Seven OPEC+ Members Raise June Output as UAE Produces Freely After Alliance Exit
The 188,000 bpd June quota hike tests whether the alliance can sustain price discipline after losing its third-largest producer.
Seven OPEC+ member states — Algeria, Iraq, Kazakhstan, Kuwait, Oman, Russia and Saudi Arabia — agreed to raise their combined production quota by 188,000 barrels per day for June after the United Arab Emirates left the alliance on May 1 (2026-05-01), ending six decades of membership. ICE Brent crude front-month was trading at $72.68 on Tuesday (2026-07-07), with the OPEC basket at $70.37, near the lower end of the $70–$80 range that analysts used to estimate the annual cost to Abu Dhabi of trading quota discipline for production freedom.2
The June output adjustment was the first collective supply decision the alliance made without its third-largest producer. Before the exit, the UAE contributed approximately 3.6 million barrels per day — roughly 12% of OPEC output and around 8% of the broader OPEC+ supply framework.1 The remaining 11 OPEC members plus Russia and allied producers still account for approximately 40% of global crude supply by industry estimates, a share that retains meaningful price influence but is smaller than before.1
Whether the June hike is a signal of confidence or a quiet acknowledgment of the quota gap matters for how the market reads subsequent decisions. Global oil production rose by 2.24 million barrels per day in 2025 to 74.85 million barrels per day, with OPEC+ accounting for 55.9% of that output, according to OPEC's Annual Statistical Bulletin.2 Adding 188,000 bpd among seven members while the UAE exits to produce freely is, arithmetically, a partial replacement — not a clear increase in collective ambition.
For Abu Dhabi, the exit trades guaranteed quota revenues for unconstrained expansion of a reserve base the BP Statistical Review estimated at 97.8 billion barrels.1 ADNOC has for years sought higher allocation ceilings inside the alliance. At prices in the $70–$80 range, analysts modelled the foregone annual revenues from leaving quota protection at somewhere between $46 billion and $58 billion.1 With Brent at $72.68 on Tuesday (2026-07-07), that calculus sits near the bottom of the range where exit looks costly rather than liberating.
The discipline problem was not unique to the UAE. Kazakhstan, one of the seven members that voted for the June increase, produced 19.7 million tons of oil and gas condensate in the first quarter of 2026, representing 80.2% of the level recorded a year earlier — a period that included its own tensions with OPEC+ compliance enforcement.2 Its 2025 crude production rose by 239,000 barrels per day to 1.78 million barrels per day, according to OPEC's own data.2 The pattern is consistent: members with expanding production capacity have long strained against baselines set when their output was lower, and the UAE's formal exit is the most visible expression of a tension that runs through the alliance.
The Strait of Hormuz adds a geopolitical dimension.

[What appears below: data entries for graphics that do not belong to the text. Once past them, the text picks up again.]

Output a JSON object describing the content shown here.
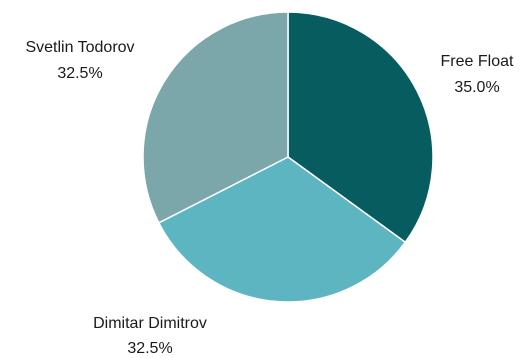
{
  "chart_data": {
    "type": "pie",
    "title": "",
    "slices": [
      {
        "label": "Free Float",
        "value": 35.0,
        "display": "35.0%",
        "color": "#065c5f"
      },
      {
        "label": "Dimitar Dimitrov",
        "value": 32.5,
        "display": "32.5%",
        "color": "#5db5c1"
      },
      {
        "label": "Svetlin Todorov",
        "value": 32.5,
        "display": "32.5%",
        "color": "#7ba6aa"
      }
    ],
    "start_angle": "12 o'clock",
    "direction": "clockwise",
    "legend": "none",
    "labels": "outside"
  }
}
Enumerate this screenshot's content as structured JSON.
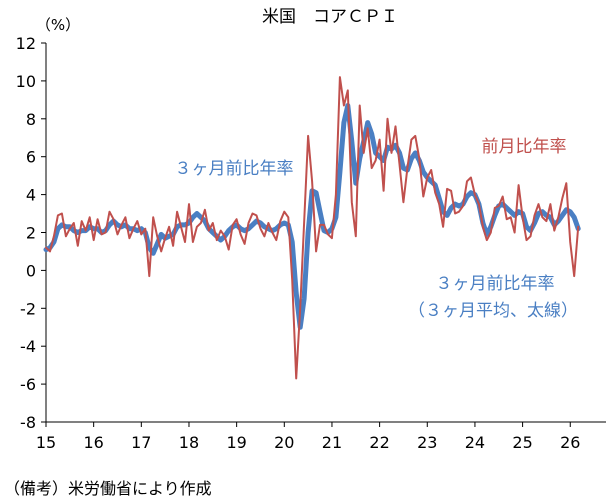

The IEA estimated that nearly 20 million barrels of oil per day passed through the strait in 2025.2 The UAE historically served as a diplomatic intermediary in Gulf energy security; its departure from the formal alliance removes that function from the OPEC+ framework, at a moment when Iranian tensions and Hormuz disruptions were cited among the conditions that accelerated Abu Dhabi's decision.4
Analyst Jorge León at Rystad said the UAE withdrawal marks a significant shift in Abu Dhabi's long-run production strategy — ambitions that could not be fully pursued inside a system where Saudi Arabia holds effective authority over collective output ceilings.5 One unnamed analyst quoted at the time described the exit as the beginning of a structural realignment, though OPEC+ as a group retains enough collective weight to continue influencing price formation.3
Urals crude stood at $51.61 on Tuesday (2026-07-07), well below the $70.37 OPEC basket, preserving the spread between sanctioned Russian barrels and the broader alliance's output. That gap underpins the fiscal arithmetic that keeps remaining members inside the quota framework. If the alliance continues monthly hikes without a demand response — and Brent holds near $72.68 rather than recovering toward $80 — the same production-versus-revenue trade-off that drove Abu Dhabi out will reassert itself among the members that stayed.